The region can build on these strengths by fully implementing the ASEAN Economic Community (AEC) integration plan, McKinsey said. The AEC, which envisions freer movement of goods, services, capital, and people among member states, aims to create an open market of more than 600 million consumers.
“Intra-regional trade in ASEAN is currently less than half the share of intra-regional trade in the North America Free Trade Agreement (NAFTA) and the European Union (EU). There is enormous scope for the region to deepen trade ties among its members – and to build on those new efficiencies to increase trade with the rest of the world,” Tonby said.
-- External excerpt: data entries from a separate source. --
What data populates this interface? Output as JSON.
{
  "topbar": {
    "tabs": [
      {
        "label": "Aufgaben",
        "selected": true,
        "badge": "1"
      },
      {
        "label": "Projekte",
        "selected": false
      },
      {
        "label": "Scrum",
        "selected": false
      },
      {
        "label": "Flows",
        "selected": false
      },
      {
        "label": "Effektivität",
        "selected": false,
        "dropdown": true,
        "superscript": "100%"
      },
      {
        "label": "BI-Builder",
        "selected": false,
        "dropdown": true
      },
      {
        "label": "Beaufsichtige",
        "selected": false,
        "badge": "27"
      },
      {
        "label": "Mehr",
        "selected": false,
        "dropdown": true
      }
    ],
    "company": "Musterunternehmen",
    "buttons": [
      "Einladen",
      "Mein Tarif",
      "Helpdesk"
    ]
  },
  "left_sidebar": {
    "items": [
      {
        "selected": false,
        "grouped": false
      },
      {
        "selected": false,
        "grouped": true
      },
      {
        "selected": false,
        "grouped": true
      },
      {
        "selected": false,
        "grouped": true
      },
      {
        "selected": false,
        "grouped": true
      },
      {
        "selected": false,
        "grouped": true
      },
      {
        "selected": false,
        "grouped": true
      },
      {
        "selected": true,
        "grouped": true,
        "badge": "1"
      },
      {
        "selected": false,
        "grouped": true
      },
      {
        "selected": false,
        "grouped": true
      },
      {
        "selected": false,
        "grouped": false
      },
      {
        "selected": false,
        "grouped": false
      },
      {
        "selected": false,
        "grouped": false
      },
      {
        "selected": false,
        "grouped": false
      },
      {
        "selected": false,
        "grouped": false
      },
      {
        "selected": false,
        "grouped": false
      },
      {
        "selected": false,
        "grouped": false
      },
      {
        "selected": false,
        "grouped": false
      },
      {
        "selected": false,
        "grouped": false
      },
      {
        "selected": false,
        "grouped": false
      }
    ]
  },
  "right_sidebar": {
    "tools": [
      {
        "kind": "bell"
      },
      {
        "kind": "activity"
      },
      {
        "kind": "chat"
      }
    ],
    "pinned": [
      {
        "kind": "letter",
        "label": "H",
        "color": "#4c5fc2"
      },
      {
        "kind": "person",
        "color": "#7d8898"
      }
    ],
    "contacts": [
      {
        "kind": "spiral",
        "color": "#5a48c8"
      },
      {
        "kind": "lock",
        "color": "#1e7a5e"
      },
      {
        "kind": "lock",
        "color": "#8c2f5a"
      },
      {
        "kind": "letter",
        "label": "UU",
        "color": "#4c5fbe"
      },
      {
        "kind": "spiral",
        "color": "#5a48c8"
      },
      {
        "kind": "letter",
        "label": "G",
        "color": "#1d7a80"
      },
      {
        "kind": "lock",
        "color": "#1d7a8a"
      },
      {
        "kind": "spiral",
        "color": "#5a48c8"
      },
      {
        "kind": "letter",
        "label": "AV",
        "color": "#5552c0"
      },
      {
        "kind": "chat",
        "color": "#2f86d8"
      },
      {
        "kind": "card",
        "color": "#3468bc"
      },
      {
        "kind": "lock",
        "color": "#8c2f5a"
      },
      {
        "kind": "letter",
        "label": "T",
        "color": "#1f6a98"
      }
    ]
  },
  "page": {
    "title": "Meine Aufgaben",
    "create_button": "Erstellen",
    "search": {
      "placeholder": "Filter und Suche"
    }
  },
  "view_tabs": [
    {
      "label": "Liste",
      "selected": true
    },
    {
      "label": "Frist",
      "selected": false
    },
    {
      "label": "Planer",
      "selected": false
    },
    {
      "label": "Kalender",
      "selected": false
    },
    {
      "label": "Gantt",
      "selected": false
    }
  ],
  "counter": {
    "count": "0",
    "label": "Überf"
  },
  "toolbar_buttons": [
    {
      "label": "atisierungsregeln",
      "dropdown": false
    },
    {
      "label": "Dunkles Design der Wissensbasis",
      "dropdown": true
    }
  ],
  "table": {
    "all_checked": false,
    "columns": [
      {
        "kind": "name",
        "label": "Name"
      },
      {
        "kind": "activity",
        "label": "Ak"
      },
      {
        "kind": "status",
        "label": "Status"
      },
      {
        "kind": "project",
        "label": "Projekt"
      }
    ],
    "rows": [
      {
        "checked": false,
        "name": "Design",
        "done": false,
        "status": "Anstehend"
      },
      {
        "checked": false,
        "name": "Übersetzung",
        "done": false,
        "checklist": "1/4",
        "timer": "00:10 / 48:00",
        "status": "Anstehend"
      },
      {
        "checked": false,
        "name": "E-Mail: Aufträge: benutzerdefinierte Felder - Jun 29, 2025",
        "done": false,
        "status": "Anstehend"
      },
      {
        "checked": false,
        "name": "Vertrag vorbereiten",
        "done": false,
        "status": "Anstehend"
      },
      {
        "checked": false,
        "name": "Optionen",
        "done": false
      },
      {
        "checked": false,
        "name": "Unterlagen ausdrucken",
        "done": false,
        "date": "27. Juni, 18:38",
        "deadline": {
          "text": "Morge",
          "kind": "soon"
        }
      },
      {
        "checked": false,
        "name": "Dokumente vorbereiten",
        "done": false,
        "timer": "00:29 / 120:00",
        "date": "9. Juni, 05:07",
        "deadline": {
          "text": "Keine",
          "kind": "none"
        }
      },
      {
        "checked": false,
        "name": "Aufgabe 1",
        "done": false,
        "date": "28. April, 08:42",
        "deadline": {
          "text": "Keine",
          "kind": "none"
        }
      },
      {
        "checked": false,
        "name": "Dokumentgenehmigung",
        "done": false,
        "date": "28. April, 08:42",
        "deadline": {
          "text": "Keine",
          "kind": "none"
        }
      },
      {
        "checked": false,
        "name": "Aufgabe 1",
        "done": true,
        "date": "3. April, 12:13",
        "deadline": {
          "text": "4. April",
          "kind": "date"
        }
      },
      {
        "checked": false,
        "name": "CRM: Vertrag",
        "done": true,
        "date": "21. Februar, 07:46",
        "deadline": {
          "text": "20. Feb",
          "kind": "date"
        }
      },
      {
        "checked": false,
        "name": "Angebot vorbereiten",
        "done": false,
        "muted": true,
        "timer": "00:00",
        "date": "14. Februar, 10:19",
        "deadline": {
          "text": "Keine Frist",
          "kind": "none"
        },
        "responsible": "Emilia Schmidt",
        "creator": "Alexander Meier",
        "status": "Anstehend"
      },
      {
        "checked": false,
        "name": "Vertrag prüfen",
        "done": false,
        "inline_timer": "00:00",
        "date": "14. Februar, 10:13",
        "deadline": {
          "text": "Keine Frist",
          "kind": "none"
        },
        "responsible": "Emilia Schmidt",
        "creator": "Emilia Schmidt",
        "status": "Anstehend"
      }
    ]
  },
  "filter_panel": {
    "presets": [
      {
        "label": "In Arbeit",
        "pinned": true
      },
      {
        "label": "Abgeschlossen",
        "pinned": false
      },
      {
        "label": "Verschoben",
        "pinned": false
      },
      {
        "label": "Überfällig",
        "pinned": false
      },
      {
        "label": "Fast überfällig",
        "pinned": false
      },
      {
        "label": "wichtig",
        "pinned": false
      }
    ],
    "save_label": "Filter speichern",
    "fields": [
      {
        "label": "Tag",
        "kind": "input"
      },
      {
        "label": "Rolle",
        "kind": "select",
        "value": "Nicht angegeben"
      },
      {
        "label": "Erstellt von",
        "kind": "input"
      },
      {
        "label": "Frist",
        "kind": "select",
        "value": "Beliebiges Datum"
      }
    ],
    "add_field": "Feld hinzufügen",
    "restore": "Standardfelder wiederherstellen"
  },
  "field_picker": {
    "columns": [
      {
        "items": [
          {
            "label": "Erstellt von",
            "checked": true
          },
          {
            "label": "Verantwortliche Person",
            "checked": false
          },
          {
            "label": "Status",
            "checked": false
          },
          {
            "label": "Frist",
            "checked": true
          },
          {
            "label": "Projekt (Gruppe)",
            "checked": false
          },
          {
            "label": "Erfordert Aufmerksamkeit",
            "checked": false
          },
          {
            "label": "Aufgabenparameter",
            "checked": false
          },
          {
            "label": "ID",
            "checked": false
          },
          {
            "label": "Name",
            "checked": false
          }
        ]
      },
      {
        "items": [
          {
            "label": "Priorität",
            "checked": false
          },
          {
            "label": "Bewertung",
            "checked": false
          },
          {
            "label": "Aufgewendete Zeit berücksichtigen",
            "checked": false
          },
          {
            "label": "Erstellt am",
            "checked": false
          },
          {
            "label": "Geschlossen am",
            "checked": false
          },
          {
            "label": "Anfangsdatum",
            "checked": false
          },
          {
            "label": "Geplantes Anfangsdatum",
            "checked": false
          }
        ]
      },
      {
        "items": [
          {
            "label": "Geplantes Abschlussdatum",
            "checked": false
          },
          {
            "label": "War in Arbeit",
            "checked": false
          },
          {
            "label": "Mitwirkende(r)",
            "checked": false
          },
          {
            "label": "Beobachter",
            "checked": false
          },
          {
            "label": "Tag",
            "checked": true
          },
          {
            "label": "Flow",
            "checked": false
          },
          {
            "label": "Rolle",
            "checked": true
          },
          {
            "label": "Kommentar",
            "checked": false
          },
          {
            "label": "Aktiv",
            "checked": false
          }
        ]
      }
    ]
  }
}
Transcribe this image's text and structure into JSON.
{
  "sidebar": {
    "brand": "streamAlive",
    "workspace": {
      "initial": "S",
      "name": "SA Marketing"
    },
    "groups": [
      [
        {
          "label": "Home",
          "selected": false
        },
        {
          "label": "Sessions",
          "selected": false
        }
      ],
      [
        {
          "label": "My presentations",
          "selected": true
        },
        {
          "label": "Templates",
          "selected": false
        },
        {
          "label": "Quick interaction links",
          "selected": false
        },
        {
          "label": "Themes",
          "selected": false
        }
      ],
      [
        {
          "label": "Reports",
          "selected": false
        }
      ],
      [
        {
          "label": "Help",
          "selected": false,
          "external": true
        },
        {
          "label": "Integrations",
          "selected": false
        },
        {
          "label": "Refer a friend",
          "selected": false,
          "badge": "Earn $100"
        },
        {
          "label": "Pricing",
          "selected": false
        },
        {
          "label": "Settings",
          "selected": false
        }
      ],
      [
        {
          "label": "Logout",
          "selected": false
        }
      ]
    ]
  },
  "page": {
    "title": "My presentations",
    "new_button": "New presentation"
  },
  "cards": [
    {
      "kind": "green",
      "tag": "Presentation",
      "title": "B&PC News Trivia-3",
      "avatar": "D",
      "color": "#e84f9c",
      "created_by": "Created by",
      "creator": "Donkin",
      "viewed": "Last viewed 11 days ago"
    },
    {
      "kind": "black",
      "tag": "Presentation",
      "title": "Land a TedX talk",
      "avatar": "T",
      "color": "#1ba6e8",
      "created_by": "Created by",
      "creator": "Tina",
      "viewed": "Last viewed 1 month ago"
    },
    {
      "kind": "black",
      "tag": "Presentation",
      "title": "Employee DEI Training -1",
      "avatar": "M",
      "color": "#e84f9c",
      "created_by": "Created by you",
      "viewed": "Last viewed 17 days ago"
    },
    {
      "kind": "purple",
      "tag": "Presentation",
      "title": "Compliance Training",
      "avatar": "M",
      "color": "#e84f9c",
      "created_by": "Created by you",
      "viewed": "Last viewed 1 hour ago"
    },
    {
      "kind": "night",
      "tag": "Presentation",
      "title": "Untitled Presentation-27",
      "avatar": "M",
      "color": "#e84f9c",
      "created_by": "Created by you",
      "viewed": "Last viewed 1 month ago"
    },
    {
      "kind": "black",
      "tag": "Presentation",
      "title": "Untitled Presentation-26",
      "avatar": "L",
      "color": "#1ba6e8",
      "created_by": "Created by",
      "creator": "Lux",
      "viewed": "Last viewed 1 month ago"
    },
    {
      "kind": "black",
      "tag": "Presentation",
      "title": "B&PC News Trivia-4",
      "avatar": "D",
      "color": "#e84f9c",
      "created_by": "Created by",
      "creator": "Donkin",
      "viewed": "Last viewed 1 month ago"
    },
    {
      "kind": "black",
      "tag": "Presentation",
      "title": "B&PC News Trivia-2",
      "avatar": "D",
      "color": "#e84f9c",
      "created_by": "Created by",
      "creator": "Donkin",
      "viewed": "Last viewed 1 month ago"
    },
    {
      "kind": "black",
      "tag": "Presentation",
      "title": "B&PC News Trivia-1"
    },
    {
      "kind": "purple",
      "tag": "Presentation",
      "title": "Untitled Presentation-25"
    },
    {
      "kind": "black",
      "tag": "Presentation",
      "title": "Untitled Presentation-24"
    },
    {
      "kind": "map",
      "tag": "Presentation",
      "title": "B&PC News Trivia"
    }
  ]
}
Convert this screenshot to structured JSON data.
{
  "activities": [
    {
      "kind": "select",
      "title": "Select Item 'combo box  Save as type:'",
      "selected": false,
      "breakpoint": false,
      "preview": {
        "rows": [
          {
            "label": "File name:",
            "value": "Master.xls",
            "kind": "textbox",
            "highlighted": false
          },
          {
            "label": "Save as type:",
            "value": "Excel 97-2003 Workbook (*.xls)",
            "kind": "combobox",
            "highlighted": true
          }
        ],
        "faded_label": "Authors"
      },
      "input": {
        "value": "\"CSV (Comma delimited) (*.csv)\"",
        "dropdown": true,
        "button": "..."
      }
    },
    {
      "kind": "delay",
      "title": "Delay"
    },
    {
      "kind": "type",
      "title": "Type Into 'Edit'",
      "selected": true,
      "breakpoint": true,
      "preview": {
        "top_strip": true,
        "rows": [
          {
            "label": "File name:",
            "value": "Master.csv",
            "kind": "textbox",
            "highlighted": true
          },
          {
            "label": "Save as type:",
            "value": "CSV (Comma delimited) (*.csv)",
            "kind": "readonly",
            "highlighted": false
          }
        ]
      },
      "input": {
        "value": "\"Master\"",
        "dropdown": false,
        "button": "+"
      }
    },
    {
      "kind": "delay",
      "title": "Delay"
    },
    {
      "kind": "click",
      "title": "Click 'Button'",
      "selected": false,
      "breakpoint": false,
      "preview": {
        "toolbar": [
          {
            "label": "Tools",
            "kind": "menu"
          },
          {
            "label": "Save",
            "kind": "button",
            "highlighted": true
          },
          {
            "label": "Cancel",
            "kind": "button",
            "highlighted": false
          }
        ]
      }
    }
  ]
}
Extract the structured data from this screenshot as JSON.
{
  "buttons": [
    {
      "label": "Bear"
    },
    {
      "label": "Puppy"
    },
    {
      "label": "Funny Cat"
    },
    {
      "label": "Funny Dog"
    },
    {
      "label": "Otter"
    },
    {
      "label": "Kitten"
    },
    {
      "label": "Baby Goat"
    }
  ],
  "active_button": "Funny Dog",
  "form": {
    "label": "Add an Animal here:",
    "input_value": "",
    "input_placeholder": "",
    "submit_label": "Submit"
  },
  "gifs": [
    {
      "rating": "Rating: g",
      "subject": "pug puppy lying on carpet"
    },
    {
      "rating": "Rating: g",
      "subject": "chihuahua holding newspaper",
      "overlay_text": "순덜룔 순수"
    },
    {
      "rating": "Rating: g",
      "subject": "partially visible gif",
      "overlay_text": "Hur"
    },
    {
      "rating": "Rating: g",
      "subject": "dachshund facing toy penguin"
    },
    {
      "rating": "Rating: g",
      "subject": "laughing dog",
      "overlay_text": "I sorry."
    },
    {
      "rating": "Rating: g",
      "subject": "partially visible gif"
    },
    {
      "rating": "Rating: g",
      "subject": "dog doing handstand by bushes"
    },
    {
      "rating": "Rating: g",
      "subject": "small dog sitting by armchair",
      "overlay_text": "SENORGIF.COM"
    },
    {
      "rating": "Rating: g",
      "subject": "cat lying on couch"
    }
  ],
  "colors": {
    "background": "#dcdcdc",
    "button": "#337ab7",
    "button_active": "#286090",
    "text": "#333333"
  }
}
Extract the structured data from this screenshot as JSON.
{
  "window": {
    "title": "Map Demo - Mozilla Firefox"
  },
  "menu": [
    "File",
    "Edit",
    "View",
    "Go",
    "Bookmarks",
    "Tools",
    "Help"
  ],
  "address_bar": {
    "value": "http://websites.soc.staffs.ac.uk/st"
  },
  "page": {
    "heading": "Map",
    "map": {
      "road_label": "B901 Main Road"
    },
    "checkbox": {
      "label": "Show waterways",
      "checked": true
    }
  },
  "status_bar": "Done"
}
According to an MGI business survey, more than half of respondents in the region believe that economic integration will boost their profits by more than 10 percent. At the same time, respondents cited restrictions on foreign investment and ownership as the most significant hurdles to trade in ASEAN, followed by varying standards and regulations and inefficient customs procedures.
The report finds that greater integration could improve cost competitiveness for companies by up to 20 percent in many sectors by creating regional economies of scale and improved inventory and logistics management.
Urbanisation
The booming cities of Southeast Asia account for more than 65 percent of the region’s GDP today. More than 90 million additional people are expected to move to urban areas by 2030.
Some 81 million households in Southeast Asia are already part of the “consuming class,” with incomes that allow for discretionary spending – and continued urbanisation could double that number to 163 million households by 2030.
McKinsey said to tap into this growth, businesses will need a city-level view of the region. Many of ASEAN’s fastest-growing markets for certain consumer goods are smaller up-and- coming cities rather than the better-known mega-cities.
Keeping pace with urban growth will demand more than $7 trillion of investment in core infrastructure, housing, and commercial real estate across ASEAN through 2030 – an amount that is roughly double the current GDP of Germany, McKinsey said.
The firm’s research has found opportunities to reduce the cost of infrastructure by around 40 percent through better project selection, more efficient delivery, and strategies to maximise the life span and capacity of existing infrastructure.
Technology and innovation
Much of Southeast Asia, with the exception of Singapore, is starting from a relatively low base in terms of digital infrastructure, adoption and innovation. But the region is increasingly tech savvy – ASEAN has the second-largest community of Facebook users and the third-largest number of mobile phone users globally.
Five related technologies – the mobile Internet, big data, the “Internet of Things,” the automation of knowledge work, and cloud technology – could modernise sectors across the region’s economy and drive major productivity improvements.
Many of the region’s small enterprises have limited access to IT services today, but cloud technology can put secure storage services, basic software, and enterprise systems within their reach.
“Companies across ASEAN can do more to harness new technologies to boost productivity. There is clearly great potential for technology to change the playing field,” according to Tonby.
However, he said it hinges on whether ASEAN can build out the necessary telecom infrastructure and address workforce skills, while governments also need to address regulatory barriers to the rapid adoption of new technologies.
“By focusing on regional integration, urbanisation and technology as drivers of future growth, Southeast Asia could be poised to make a leap forward in economic development. In all three of these areas, long-term thinking and investment by the public and private sectors could create economic opportunities worth hundreds of billions of dollars and place the region on a faster and more sustainable trajectory through 2030.”